Lo sé, soy un cobarde, dijo Fermín con la voz entristecida. Al menos tienes el valor de admitirlo, ¿a caso sabes su nombre? preguntó José.

Si, se llama Rosalinda, vive a dos puertas de mí, y su sonrisa me mata. No come carne roja, le encantan las frutas, no tolera la lactosa y le fascinan las flores. José sorprendido ante la respuesta, le pregunta con mucha curiosidad, ¿como es que sabes tanto de ella, si ni siquiera le diriges la palabra?

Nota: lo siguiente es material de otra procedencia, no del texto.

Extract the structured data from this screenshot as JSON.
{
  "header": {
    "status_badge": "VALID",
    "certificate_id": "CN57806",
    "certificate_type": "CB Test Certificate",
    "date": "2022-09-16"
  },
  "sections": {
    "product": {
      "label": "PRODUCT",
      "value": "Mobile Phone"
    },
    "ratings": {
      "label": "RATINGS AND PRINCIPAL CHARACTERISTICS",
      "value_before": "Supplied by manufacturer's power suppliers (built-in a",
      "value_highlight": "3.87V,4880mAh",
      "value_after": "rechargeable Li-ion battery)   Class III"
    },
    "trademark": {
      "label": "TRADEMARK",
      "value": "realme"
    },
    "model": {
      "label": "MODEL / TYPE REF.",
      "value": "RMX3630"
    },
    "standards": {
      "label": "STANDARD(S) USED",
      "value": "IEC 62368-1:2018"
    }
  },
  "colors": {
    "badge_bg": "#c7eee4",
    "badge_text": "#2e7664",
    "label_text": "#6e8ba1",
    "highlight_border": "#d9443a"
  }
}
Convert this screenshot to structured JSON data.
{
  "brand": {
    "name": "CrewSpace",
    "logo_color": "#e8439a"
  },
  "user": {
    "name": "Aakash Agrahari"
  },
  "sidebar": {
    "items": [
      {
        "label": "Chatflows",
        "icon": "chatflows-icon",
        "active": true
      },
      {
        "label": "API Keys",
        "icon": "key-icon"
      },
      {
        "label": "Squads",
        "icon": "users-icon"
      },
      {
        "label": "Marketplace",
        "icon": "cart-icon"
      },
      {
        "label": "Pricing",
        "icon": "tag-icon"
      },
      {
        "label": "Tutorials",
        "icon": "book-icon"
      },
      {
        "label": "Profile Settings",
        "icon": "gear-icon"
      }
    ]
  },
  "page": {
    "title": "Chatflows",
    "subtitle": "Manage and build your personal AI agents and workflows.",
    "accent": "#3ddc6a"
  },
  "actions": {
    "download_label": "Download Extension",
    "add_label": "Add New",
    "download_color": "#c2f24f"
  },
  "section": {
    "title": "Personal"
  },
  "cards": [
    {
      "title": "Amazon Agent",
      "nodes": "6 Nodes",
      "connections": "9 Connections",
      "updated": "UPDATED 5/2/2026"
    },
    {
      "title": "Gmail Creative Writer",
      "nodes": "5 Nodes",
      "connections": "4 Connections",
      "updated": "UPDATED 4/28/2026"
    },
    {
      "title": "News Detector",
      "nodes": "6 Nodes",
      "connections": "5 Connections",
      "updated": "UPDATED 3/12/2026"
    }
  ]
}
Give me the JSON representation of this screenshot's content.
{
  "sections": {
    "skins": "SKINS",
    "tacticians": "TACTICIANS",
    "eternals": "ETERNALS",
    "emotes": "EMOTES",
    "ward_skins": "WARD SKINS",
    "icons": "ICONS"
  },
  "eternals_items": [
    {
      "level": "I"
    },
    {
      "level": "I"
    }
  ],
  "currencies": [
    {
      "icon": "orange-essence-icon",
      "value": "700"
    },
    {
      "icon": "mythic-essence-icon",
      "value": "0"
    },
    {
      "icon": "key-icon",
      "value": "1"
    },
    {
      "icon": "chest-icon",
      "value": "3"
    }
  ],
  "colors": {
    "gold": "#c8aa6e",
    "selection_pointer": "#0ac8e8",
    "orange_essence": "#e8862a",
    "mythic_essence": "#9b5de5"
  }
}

La observo cuando me la encuentro en el supermercado y camino detrás de ella sin que apenas se de cuenta, apenas se distrae, le dejo un ramo de flores con una nota escrita de mi puño y letra diciéndole: “aunque estemos a millones de anos luz uno del otro, el universo siempre es mi cómplice, pues le permite a mi corazón quererte de lejos hasta el cansancio, sin correr el riesgo de hacerte daño”. Eres un caso perdido Fermín. No José, soy simplemente un idiota, crucificado en el son del tiempo y muriendo un poco más cada día entre cartas, sobres y estampillas. Las cartas que le escribo a diario, son solo un síntoma o más bien un reflejo de algo mucho mas grande que yo; créeme cuando te digo que no hay salvación en este calvario.